Prosecutors Face ‘Challenges’ Without Arresting Officers

OCEAN CITY — More than two months after the tragic June 30 plane crash claimed the lives of two off-duty Ocean City Police officers, many of the cases in which the victims were the arresting officers are now starting to hit the court system, creating some challenges for prosecutors, but a greater challenge for the State’s Attorney’s Office is the large number of arrests made throughout the summer by seasonal officers that will come to trial in the coming weeks and months.
On Sunday, June 30, a small Nanchang CJ-6A plane piloted by OCPD Officer Tom Geoghegan with Pfc. Joshua Adickes on board tragically crashed into the ocean just off the beach at 130th Street, claiming the lives of the two officers. Two months later, many of the cases in which the two late officers were the primary arresting officers are starting to hit the court system, creating some challenges for the State’s Attorney’s Office and its team of prosecutors.
Arresting officers typically appear as the primary witnesses in criminal trials, particularly at the District Court level. While official statements of charges and narratives of the events leading to arrests are available, in many cases the testimony of the arresting officers is a key component in gaining convictions. The two fallen OCPD officers have a combined 30 active criminal cases now starting to hit the court system, presenting some stumbling blocks for prosecutors. Adickes has 18 active criminal cases in which he was the arresting officer, while Geoghegan has 12.
“It certainly creates some challenges,” said Worcester County State’s Attorney Beau Oglesby last week. “Josh and Tommy were two very competent and hard-charging officers and they had a lot of cases. Arresting officers are the primary witnesses in many criminal cases.”

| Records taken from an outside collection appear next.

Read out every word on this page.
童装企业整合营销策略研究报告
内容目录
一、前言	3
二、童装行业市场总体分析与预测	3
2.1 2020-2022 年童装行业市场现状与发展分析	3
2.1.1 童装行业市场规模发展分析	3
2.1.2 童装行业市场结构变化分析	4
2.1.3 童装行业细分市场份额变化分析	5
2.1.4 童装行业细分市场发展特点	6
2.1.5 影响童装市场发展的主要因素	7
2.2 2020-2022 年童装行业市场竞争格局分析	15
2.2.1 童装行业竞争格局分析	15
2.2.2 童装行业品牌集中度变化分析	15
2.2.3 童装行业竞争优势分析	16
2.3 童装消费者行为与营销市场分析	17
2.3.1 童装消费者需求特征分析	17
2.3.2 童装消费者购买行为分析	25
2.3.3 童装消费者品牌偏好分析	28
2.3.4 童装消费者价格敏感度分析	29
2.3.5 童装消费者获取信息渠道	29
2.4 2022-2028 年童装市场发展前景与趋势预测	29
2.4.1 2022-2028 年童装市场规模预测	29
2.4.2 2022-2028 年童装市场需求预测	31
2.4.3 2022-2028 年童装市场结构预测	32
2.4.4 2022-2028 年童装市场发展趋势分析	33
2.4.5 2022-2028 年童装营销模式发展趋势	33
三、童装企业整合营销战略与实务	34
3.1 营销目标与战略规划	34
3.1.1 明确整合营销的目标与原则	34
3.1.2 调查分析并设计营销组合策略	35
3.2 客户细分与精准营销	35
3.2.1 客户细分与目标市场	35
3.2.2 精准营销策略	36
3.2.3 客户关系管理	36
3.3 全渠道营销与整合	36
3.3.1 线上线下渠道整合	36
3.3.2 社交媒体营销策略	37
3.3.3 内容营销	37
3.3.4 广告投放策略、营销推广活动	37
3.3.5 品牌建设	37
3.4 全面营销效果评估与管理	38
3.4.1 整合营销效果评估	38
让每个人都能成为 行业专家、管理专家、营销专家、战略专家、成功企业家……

Absent first-hand witness testimony, prosecutors will rely heavily on statements of charges and written narratives of the events leading to an arrest. In many cases, the evidence will be sufficient to gain convictions, or in the alternative, plea agreements, but in others, the State’s Attorney’s Office will be forced to simply let them go untried.
“In some cases, they are absolutely essential,” said Oglesby. “We’ll try to resolve them the best we can under the circumstances. If we can proceed without them, we will do so. In some cases, we’ll have to simply dismiss them. This tragedy will have implications in some cases that we simply can’t overcome.”
While the tragic plane crash that claimed the two prolific OCPD officers certainly is producing unique circumstances, handling heavy caseloads without the benefit of the presence of the arresting officers is a situation the State’s Attorney’s Office is not used to dealing with. Because of the large number of seasonal officers Ocean City hires each summer, many of them are long gone before their cases hit the court system.
“In our jurisdiction, specifically Ocean City, we have a tremendous number of seasonal police officers and many of them have traveled far and wide before their cases come to trial,” said Oglesby. “It’s something we deal with every year and it does create challenges sometimes.”
Oglesby said many of the seasonal officers go back to school or back to where they are from at the end of the summer when their deployments are over. In one example he cited, a seasonal officer who returns to Tennessee. He said it is often at great expense and larger inconvenience to bring them back for trials, especially at the District Court level.
“The very best seasonals make a lot of arrests and a large part of our job is managing our caseload to get the best result we can,” he said. “We try to work with the District Court to schedule cases with the same arresting officer on the same day, but that’s not always practical. Sometimes, the stars don’t line up just right and you have to let some cases go.”
Fortunately, many of the more serious cases are handled by veteran officers and the seasonal officer issue does not come into play. In some cases, an incident might begin with a seasonal officer making a routine arrest, but veteran leadership steps in and takes over when it becomes more serious.
“The OCPD is very smart in terms of getting the right people involved early on in serious cases and most felonies,” said Oglesby. “When a case evolves into something beyond the capacity or experience of a seasonal officer, veteran officers will step in and take over in a lot of cases.”
A change in the law in Maryland this year allows law enforcement officers in Ocean City and around the state to issue criminal citations for many lower level misdemeanors such as simple possession, for example, but the long-term effects of the change are still uncertain in terms of court caseloads and officer appearances. The intent is to streamline the booking process and get officers quickly back on the street, but the defendants in most cases still face the same court processes down the road as if they had been arrested and booked. Oglesby said this week the jury is still out, so to speak, on the impact of the change.
“The citations have created a new issue and it creates a different burden on the District Court to put the information into the system,” he said. “At this point, it’s uncertain what the fall out of that will be, but we’re monitoring it closely.”